Look Here! brings NBC's bowstringtaut Martin Agronsky, 42, into what he calls "the tremendously rich area between Mike Wallace and Ed Murrow." In the paneled, high-ceilinged office of John Foster Dulles, Agronsky tested his new concept--"penetrating the wellsprings of character"--to good effect. By exploring areas that the news panel shows had never found cause to enter, Agronsky made a refreshing switch on the usual Dulles interview. (Sample questions: What does a man feel when he faces a decision that might mean the difference between peace and war? How do you reconcile the doctrine of massive retaliation with the Christian ethic?) Though NBC rudely cut the Bible-quoting Secretary off in the middle of an answer (to plug other NBC shows), the net result was good human drama, "After all," says Agronsky, "this is show business. The interviewer is part actor and must work in dramatic terms."

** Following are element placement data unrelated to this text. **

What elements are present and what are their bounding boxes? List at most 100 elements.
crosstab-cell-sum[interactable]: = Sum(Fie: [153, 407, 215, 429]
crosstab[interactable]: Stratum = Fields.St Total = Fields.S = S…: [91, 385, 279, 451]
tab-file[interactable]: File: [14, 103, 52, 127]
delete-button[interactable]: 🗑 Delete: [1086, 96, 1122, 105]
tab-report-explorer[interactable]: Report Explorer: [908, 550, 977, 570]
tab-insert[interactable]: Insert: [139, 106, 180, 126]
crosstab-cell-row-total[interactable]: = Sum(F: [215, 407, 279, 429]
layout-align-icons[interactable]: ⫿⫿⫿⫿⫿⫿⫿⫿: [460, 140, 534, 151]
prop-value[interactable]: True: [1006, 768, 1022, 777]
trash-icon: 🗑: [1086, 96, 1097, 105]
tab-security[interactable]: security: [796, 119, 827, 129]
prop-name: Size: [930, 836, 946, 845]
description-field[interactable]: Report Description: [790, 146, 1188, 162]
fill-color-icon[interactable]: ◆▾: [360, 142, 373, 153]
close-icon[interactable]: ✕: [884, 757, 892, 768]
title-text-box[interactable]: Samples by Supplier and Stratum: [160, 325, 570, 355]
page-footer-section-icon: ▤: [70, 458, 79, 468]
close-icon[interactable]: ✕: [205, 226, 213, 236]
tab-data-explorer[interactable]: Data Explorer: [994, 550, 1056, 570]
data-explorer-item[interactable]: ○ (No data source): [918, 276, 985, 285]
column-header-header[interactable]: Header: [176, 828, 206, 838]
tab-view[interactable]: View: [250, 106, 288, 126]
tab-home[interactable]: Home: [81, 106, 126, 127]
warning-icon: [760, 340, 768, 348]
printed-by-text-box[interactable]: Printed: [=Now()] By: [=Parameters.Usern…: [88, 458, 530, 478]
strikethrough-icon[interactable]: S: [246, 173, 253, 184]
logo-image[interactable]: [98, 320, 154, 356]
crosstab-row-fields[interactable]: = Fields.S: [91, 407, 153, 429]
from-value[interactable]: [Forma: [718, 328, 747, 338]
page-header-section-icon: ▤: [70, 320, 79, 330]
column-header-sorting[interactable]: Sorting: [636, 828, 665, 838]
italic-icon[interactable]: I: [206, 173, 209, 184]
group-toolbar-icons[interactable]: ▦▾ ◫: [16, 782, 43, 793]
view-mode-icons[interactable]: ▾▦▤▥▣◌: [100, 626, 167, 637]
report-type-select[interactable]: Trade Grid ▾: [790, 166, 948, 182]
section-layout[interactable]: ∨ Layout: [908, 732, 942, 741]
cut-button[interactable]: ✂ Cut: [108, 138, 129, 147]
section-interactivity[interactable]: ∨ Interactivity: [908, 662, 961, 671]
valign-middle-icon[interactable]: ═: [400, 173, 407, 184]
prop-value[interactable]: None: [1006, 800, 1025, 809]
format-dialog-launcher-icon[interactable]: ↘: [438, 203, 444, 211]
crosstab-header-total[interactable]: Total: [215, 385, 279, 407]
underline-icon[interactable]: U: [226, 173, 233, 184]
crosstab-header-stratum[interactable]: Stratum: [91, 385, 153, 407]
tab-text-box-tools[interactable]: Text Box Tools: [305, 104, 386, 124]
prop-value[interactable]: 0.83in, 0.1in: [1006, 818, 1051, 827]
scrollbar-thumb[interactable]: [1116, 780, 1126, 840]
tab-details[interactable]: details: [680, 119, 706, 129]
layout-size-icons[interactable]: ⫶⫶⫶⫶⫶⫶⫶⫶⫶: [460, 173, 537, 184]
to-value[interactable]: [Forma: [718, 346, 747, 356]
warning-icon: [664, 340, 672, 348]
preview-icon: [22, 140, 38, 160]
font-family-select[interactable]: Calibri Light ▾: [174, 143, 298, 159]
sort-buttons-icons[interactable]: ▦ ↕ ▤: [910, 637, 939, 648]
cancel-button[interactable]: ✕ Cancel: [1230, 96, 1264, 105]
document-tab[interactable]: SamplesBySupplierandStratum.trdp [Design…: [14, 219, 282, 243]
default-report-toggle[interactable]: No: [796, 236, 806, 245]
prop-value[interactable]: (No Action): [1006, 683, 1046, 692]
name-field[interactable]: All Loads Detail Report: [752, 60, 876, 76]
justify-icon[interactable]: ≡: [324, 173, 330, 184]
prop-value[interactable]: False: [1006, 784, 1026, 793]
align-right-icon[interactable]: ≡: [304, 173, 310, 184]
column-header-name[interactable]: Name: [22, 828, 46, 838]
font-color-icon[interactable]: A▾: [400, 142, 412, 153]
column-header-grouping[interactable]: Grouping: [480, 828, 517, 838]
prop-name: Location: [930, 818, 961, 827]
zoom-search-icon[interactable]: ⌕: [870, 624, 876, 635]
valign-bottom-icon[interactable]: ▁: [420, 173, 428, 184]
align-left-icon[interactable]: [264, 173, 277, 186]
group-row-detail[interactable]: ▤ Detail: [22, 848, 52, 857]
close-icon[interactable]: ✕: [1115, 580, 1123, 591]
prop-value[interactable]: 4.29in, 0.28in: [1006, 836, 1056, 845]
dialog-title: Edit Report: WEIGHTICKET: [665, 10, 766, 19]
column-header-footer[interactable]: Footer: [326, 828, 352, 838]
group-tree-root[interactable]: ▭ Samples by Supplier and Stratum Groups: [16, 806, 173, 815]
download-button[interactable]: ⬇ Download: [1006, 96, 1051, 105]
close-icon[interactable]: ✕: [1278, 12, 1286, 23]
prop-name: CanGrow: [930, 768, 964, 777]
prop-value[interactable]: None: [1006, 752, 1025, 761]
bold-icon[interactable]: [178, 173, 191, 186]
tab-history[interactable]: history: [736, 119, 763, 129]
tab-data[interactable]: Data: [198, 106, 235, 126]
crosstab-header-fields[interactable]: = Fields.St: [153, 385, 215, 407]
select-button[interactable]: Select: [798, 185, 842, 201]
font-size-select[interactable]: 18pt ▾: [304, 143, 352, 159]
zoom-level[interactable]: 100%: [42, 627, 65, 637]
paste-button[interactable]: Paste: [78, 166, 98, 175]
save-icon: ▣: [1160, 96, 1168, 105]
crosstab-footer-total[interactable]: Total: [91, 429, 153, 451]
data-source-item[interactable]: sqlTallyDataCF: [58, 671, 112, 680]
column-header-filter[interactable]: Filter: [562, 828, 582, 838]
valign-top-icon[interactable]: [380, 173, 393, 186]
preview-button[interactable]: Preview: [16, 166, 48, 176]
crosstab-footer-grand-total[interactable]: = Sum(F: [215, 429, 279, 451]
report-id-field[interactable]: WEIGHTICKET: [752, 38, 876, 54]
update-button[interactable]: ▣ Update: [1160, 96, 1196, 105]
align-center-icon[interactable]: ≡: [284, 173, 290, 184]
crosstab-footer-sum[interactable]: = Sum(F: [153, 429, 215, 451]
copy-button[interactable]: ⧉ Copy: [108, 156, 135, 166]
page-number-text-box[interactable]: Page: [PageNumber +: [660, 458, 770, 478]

The success of both series is due largely to Producer Bob Graff, 37, an ex-U.P. reporter who helped put together the award-winning Assignment: India and has worked on the Wisdom series for three years. Graff credits Pat Weaver, sometime president of NBC, with the original idea ("Wouldn't it be great if we could get Michelangelo and Shakespeare on the tube?" Pat said). Of the 26 shows that Graff will run off on consecutive Sundays at 2:30 E.D.T., seven will be entirely new, e.g., visits with Jacques Lipchitz, Igor Stravinsky, Ruth St. Denis and Ted Shawn, Vannevar Bush, Walter Gropius. Next week Graff himself steps in to interview David Ben-Gurion in the library of his Tel Aviv home. His basic idea: to provide "a uniform panorama of human leadership in the first half of the century."
For Look Here! (Sun. 3:30 E.D.T.) Graff has drawn up another impressive roster: Dorothy Parker, Arthur Miller and Marilyn Monroe, Edith Hamilton, Jimmy Hoffa, Noel Coward, Jack Kennedy, Ethel Merman, Kukla, Fran and Ollie. He and Agronsky also plan to fly to Havana to interview Dictator Batista via the nation's first "over-the-horizon" TV transmission system, which opened last week. "In every case," says Graff, "we are looking for the real essence of the man. We're trying to show, rather than show up, character."